One of the more common band bio mistakes is including a list of the bands that each member used to be in; because honestly, no one cares that your bass player was in Chocolate Shotgun. You know who thinks it's awesome that your singer also plays guitar in a Rap Rock band called Ginocyde? Your singer, his girlfriend and the 2 guys that always show up to watch them practice, but never go to a show. However, if you're Masada, you can feel free to namedrop Immolation in your bio because people actually like that band. Now that your interest is piqued and your attention is all mine for the moment, let's talk about Death Metal!

The opening riff in “Hideous Cerebral Pulp” lets you know right away that this is old school Death Metal. In fact, let me not use that term; this is “classic” Death Metal circa 1993. It's Death Metal like you want it to sound; raw and angry with a bunch of tempo changes and memorable riffs. It's painfully obvious that there is no danger of a chugga-ch-chug-ch-chug breakdown coming up. If that last sentence turned you off, you are clearly on the wrong site and this EP probably isn't for you either. No doubt about it, this is straight-forward, bludgeon your face with heavy riffs, Death Metal.

And then the second track starts.

Touted as a “bizarre” contribution from Clive Jones of (literally) old school band, Black Widow, “Fluteotherapy” is nothing if not bizarre. I could string a bunch of words along and try to paint a verbal portrait of an insane interlude track, but I'm just gonna tell you what it sounds like: someone masturbating while simultaneously trying to figure out how a flute works. Love it or hate it, but it is what it is and that's what you're working with here. In all fairness, I do somewhat miss the days when Death Metal bands threw in weird stuff out of nowhere, so I don't mind this too much. Anyway, back to the Death Metal!

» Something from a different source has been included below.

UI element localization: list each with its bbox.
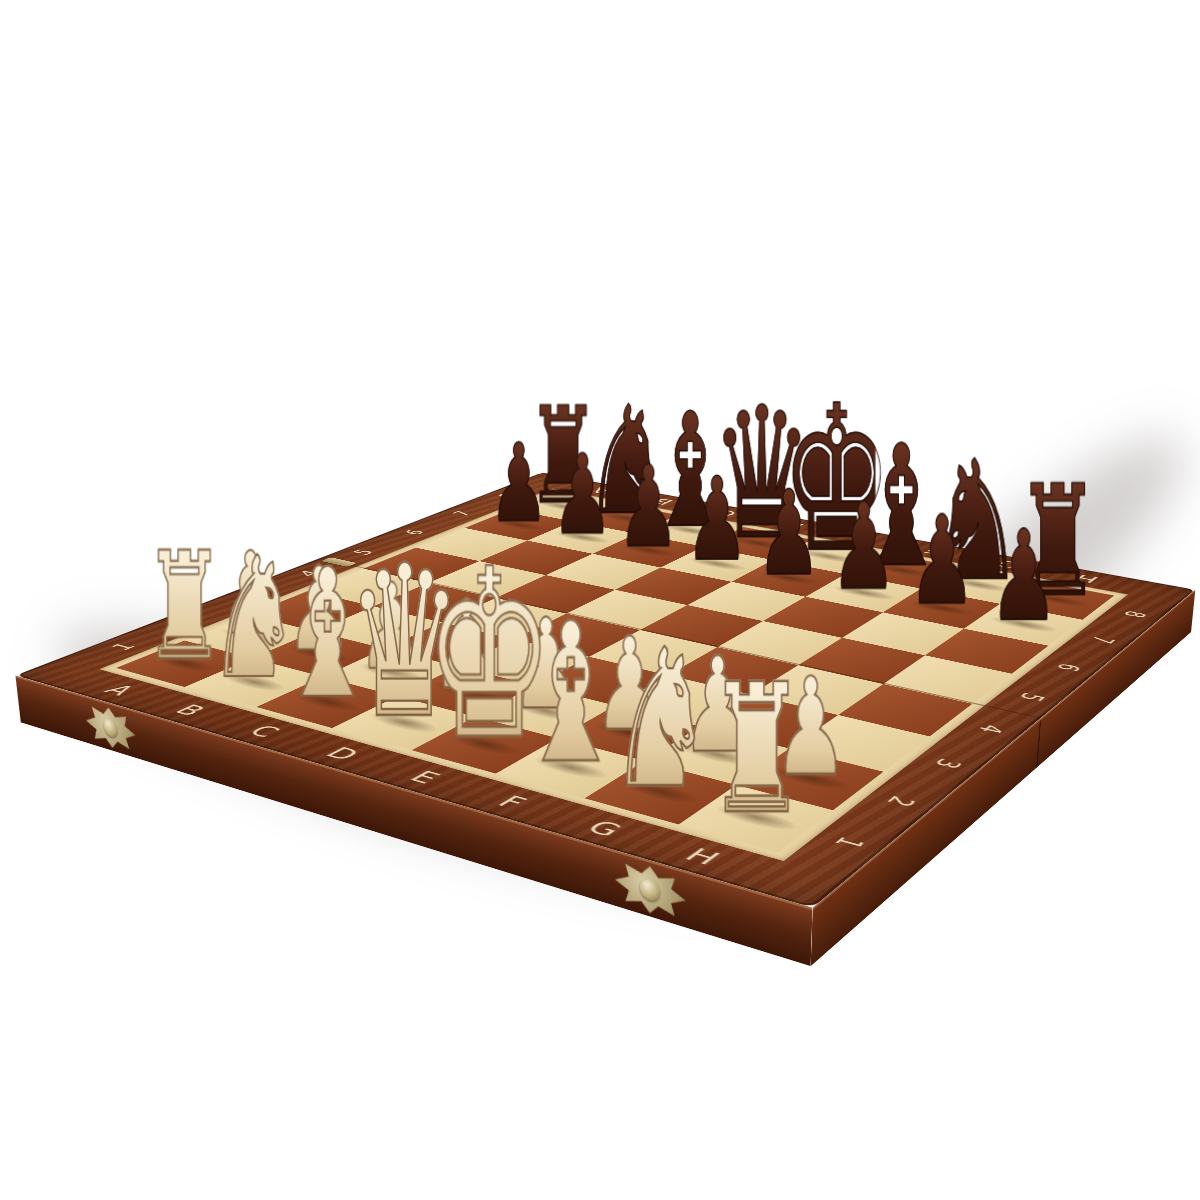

“Exist To Rot” shows Masada hitting you with virtually everything they can fit into the span of just over two minutes. Here again, is classic Death Metal, but then a catchy, mid-tempo riff towards the halfway point gives way to an exquisitely dirty bass-line and melodic lead guitar passage. Very nicely done. The final two tracks were recorded as a two-piece and have been on the band's Bandcamp page for quite some time. It was these same two songs that got me interested in the band in the first place. This is an EP that does what it's no doubt intended to do, generate interest in a full-length Masada album. I'm interested and you should be too because if the Metal world needs anything right now (it does) it's more no-frills, raw Death Metal like it was back in the days before skinny jeans and energy drinks got thrown into the picture.

 Rating: 7/10 – Snag a copy of this if you want some Death Metal without pretense.